Sunday, June 7, 2009

My Improbable Friend

A funny light in the morning sky, reflecting in different ways off the storm clouds, makes it seem as if the sun were rising in the north. It's an illusion, I know, but it gives the city a sense of being someplace different. Perhaps this morning I'm really running through Helsinki, not Chicago. Just the sense of being somewhere ELSE is refreshing.

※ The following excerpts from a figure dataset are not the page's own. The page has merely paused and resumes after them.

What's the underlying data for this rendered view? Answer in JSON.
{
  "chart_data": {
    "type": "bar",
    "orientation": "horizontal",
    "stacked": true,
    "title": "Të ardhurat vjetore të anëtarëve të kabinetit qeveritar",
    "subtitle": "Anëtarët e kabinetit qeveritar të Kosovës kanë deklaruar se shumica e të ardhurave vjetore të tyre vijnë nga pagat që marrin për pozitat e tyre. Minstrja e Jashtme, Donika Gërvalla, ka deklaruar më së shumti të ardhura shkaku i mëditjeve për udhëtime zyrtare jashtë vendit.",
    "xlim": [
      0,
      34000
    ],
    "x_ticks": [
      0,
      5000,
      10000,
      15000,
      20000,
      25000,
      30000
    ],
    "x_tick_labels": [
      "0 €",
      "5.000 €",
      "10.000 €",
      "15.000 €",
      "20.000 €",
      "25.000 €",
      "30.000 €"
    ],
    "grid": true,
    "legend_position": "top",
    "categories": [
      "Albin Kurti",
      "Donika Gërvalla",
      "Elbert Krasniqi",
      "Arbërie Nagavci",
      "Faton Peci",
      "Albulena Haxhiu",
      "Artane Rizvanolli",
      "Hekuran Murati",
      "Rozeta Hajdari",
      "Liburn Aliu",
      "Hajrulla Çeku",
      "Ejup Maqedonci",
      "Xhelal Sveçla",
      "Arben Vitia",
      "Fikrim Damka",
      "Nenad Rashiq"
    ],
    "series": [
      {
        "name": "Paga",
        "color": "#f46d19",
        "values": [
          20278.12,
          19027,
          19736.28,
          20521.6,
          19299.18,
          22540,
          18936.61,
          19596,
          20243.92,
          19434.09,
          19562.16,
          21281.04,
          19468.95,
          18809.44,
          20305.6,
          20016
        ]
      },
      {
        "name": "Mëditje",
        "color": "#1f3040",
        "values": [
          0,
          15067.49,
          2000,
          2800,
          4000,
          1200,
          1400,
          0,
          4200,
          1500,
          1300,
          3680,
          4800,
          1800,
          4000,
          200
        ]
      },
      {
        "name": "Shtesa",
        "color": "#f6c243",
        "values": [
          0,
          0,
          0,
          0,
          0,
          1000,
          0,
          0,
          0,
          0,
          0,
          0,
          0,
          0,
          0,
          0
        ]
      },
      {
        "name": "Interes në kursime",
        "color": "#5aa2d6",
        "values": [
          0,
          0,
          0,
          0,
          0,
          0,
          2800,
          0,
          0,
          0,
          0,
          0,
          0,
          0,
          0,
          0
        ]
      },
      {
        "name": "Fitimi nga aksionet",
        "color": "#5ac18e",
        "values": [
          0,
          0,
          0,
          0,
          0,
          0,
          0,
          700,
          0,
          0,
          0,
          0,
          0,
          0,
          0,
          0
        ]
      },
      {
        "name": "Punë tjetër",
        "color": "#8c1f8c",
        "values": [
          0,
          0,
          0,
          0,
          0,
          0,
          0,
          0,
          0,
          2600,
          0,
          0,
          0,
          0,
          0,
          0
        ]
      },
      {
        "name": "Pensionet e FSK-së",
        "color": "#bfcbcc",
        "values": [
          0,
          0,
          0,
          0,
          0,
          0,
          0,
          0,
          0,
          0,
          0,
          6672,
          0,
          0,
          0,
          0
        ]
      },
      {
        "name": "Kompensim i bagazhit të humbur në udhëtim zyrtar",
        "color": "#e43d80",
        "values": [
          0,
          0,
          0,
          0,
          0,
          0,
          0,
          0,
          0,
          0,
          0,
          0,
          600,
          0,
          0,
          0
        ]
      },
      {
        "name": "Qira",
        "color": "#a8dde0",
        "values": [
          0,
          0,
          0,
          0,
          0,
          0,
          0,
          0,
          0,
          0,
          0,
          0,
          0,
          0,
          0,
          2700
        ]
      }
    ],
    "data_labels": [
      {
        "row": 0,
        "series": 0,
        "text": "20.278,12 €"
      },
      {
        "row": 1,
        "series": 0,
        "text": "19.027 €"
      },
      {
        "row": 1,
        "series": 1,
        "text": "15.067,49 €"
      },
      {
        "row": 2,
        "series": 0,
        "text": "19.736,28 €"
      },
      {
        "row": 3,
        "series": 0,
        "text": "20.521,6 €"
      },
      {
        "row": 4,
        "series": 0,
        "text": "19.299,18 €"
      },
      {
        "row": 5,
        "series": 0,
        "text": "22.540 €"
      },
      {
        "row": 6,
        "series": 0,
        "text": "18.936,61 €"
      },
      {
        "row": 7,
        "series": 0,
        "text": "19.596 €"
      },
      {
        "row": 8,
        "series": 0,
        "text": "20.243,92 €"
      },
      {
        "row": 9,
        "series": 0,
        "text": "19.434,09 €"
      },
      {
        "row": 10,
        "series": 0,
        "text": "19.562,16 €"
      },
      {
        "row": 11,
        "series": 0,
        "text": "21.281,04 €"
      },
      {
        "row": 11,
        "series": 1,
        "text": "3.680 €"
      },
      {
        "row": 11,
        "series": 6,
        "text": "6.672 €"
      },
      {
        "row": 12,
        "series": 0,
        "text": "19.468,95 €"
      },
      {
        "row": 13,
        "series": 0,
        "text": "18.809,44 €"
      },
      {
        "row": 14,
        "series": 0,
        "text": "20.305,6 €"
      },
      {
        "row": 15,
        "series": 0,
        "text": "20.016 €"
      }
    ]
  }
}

Sometimes I wish I knew what his deal is. Is he seeing someone else, now? Do I finally get to be that female friend who is the underlying threat instead of being the nervously possessive girlfriend? He's sick, but he comes to meet me at the tennis courts and then wants to see a movie. A walk. Says we'll go for a walk. Right. We sit on the lakeshore, watching boats and chatting. And you know, the chat is good. We talk about siblings and parent and how I came out of mom's womb last and wrecked the joint. Maybe whatever cold medicine he's on has disarmed the system a bit - but I finally got a sense of him. What is up with this man who still wants to do things together but still does not want to date? It's been over five months.

He falls asleep with his head on my lap. Asks permission first, but puts his head on my lap. Out of instinct I rub his head and shoulders. I feel a hand go between my legs in familiar acknowledgement. There is the last vestige of our affection in one bizarre moment of physical ease. Sometimes we're just silent. And silent is ok. I hugged him goodbye at the end of the day, genuinely grateful for the time together.

Part of me wants to know, to squeeze some sense of the future out of this. But there's no sense. It was just one day in the sunshine. And for today, he is my friend. Funny, I don't think I ever really knew what that was like. Ghosts of affairs past drift through my mind and while I wish them well, I do wonder where they are. But for today, he has survived and he's here. My improbable friend.